Part 3: War Relics, War Debris

Remains of a Sherman tank. I was advised this was not involved in conflict but had been used for target practice.

Figure 1

There is evidence of the war everywhere around Honiara and in the surrounding landscape, from the rusting ship remains scattered along Kukum Beach, where the invasion of Mono and Stirling Islands departed from at the end of 1942 (Figure 1), to the piles of military wreckage that has been bulldozed into great heaps and left for the jungle to reclaim over time (Figure 2), to the Nissen huts, many still in use for storage and workshops (Figure 3), to the ramshackle tables displaying recovered war relics for sale on beaches and other locations.

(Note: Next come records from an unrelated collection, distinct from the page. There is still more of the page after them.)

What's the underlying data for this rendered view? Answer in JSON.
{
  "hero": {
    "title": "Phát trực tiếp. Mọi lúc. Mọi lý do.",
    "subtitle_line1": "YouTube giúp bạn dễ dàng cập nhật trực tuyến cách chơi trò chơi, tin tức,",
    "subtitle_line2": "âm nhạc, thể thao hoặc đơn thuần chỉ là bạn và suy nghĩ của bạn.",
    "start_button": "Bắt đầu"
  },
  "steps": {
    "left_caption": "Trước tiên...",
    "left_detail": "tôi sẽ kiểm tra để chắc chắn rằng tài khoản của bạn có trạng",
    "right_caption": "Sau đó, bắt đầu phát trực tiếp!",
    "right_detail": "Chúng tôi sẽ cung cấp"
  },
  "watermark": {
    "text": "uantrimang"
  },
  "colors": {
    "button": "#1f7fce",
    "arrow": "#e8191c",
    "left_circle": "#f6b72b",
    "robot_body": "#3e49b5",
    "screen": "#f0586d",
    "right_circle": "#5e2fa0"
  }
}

Resourceful Solomon Islanders use reclaimed Marsden Matting for pathways, decks and fences (Figure 4).

The wrecks of two Japanese tanks that were caught by the tide and the Americans can still be seen at low tide off the mouth of the Mitanikau River (Figure 5).

Japanese tank trapped by the tide: picture courtesy of Pacific Wrecks

Figure 5

As we drove around the northern end of the airport on the way to visit the Ilu River, Stanley pointed out an area between the end of the runway and the sea which is permanently off-limits because piles of live ammunition were dumped there when the Americans evacuated at the end of the war.

Chunks of broken concrete, the remnants of supply wharves and other structures, poke out of the sand on many beaches, as in the photograph of Red Beach (Lunga Beach) in Figure 6. Rusting military junk litters the foreshore (Figures 7 and 8). Anti-aircraft guns stand on their decaying plinths, aimed impotently at non existent aircraft or out to sea (Figure 9). Children use them as jungle-gyms. The remains of a loading barge lay half buried near Lunga Beach (Figure 10). There are many left-over Quonset and Nissen huts, some still in use as storage facilities and workshops, many rusting and derelict, as in this example (Figure 11).

Meanwhile, out in “Ironbottom Sound”, the slowly rusting wrecks of many Japanese and Allied ships will inevitably result in an ecological disaster when their fuel bunkers, containing millions of litres of fuel oil, eventually break up and cover the pristine beaches of the Solomons. At least 111 ships, including aircraft carriers, battleships, destroyers and freighters, lie off the north coast near Honiara. The Japanese transport Hirokawa Maru, which was sunk 20 meters off Bonegi beach at the same time as the Kinugawa Maru was beached and attacked, is already leaking oil. Locals complain of the smell of oil when storms hit the coast. During these times, the fish disappear. The local people, who depend on fishing for food and in many cases their livelihood, are prevented from catching fish.

The Solomon Islands government has requested Japan and the United States to do something about this threat, which is already affecting local marine life including coral beds. To date, their requests have fallen on deaf ears. The Solomons tourism minister described the combatants’ negligence as a “moral crime”.

Moses Biliki, the environmental director in the Natural Resources Ministry, said: “People are not happy about this. It was someone else’s war that just came to our country and we have all this rubbish that has just been forgotten.” One cannot help wondering to what extent this situation has contributed to the overall careless attitude toward preserving the environment that has apparently embedded itself in the local psyche: throw rubbish into the street, into the jungle, rather than dispose of it effectively. Who cares about the environment when others have despoiled it so badly, and taken no responsibility for it?

Surely responsibility for cleaning up the mess that was left as the Japanese and Allies withdrew from the Solomons lies with those foreign powers that visited the war on these remote, peaceful and financially disadvantaged islands. Surely these wealthy countries bear a moral duty to return them to their original pristine (and safe) condition.